After the ordeal at the cabin, Andrew takes Wen to the visitors’ abandoned truck and drives to a local diner. There, they see a group of people taking shelter and watching the news. On the broadcast, it appears that the flooding from the first plague, the virus from the second, the airplanes falling from the sky from the third, and the lightning from the fourth plague have simply stopped, all around the world. The newscaster talks about survivors and the diner patrons talk about how all the bad stuff suddenly halted, signaling that the family’s sacrifice saved the world.

That finale is more hopeful, as Eric and Andrew were able to take responsibility for all the bad stuff thrown at them by a vengeful God and save the world, I guess? But I’d argue there’s something just as heroic about not participating in that vengeful God’s game and, like Eric and Andrew in the book, pledging to be together even if it means the end.

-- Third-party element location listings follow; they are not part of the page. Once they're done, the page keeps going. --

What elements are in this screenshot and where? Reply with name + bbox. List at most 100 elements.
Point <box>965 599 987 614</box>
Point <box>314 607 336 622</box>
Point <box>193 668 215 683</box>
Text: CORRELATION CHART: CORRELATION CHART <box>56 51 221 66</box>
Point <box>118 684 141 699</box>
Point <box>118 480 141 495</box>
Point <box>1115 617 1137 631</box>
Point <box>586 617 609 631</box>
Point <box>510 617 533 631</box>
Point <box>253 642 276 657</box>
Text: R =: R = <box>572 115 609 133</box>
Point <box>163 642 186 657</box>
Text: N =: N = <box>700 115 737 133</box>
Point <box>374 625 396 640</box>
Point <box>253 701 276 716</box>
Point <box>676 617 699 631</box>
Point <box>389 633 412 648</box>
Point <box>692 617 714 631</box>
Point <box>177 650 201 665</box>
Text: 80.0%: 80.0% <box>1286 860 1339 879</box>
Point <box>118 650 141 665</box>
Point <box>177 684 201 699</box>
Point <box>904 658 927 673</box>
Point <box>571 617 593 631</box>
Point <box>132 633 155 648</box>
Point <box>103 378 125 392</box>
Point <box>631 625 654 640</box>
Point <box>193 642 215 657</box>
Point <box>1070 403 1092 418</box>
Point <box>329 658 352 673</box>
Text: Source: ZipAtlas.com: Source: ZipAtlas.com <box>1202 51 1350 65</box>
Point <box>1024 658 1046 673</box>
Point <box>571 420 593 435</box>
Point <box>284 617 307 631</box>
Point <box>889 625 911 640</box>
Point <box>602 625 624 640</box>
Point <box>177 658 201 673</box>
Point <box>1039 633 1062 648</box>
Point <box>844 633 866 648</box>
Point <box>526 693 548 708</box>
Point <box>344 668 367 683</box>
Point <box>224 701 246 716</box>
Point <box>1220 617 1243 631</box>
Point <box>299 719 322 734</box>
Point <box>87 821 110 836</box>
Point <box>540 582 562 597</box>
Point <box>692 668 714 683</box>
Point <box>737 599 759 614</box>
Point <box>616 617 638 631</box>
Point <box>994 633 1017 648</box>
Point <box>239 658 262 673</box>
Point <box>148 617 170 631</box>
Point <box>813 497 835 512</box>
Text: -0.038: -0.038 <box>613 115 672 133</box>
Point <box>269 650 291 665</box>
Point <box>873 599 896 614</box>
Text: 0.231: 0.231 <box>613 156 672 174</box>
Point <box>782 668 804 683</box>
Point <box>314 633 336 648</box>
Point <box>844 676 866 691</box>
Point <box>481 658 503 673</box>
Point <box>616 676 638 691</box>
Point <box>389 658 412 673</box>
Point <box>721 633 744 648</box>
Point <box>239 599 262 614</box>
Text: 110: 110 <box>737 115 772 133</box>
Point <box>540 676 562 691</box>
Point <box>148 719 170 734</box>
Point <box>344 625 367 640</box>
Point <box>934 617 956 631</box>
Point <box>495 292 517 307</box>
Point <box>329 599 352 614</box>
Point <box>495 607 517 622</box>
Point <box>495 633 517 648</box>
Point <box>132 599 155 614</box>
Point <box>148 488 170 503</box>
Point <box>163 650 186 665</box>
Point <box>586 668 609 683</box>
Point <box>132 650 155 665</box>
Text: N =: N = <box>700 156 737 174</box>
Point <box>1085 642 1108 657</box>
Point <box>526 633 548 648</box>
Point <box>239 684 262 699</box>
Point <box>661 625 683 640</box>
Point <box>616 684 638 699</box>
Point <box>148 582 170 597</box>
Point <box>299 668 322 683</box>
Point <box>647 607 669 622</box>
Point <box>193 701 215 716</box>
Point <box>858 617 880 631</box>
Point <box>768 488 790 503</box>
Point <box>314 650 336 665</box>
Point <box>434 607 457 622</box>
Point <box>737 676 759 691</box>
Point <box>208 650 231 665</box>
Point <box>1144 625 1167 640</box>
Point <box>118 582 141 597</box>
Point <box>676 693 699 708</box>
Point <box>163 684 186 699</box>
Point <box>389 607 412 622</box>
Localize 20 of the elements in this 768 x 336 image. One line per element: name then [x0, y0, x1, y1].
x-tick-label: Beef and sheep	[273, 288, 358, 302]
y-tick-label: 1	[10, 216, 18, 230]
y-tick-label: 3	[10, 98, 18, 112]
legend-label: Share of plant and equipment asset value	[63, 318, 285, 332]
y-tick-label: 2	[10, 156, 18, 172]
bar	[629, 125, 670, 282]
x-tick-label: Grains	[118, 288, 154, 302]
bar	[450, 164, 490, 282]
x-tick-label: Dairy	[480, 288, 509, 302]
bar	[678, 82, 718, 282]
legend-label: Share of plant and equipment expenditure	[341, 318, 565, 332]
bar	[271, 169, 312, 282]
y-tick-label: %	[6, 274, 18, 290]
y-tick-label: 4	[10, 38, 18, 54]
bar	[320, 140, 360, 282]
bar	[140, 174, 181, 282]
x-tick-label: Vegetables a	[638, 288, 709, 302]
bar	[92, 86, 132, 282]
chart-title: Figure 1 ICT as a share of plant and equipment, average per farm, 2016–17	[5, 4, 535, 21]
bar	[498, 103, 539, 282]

The stakes, of course, are intensely altered when there’s a child still in the mix. Wen being alive turns the movie into a choice about Eric and Andrew’s parental responsibility for her and her future. Eric’s choice to sacrifice his life for his child is less complex (it’s a question we’ve seen stories answer before) than the book’s conundrum of having to choose to sacrifice himself after the loss of his daughter and thereby abandoning his husband to an uncertain, terminally depressing future.

The last shot of the movie has Andrew and Wen driving away into the sunset, crisis averted. They both know Eric is a hero and saved billions of people around the planet. Maybe Andrew and Wen will fulfill Eric’s vision of growing old and happy. After the trauma of their home being invaded, watching those home invaders kill themselves, surviving four plagues, and, in Andrew’s case, killing his husband, I hope they fulfill a vision of getting so, so much therapy.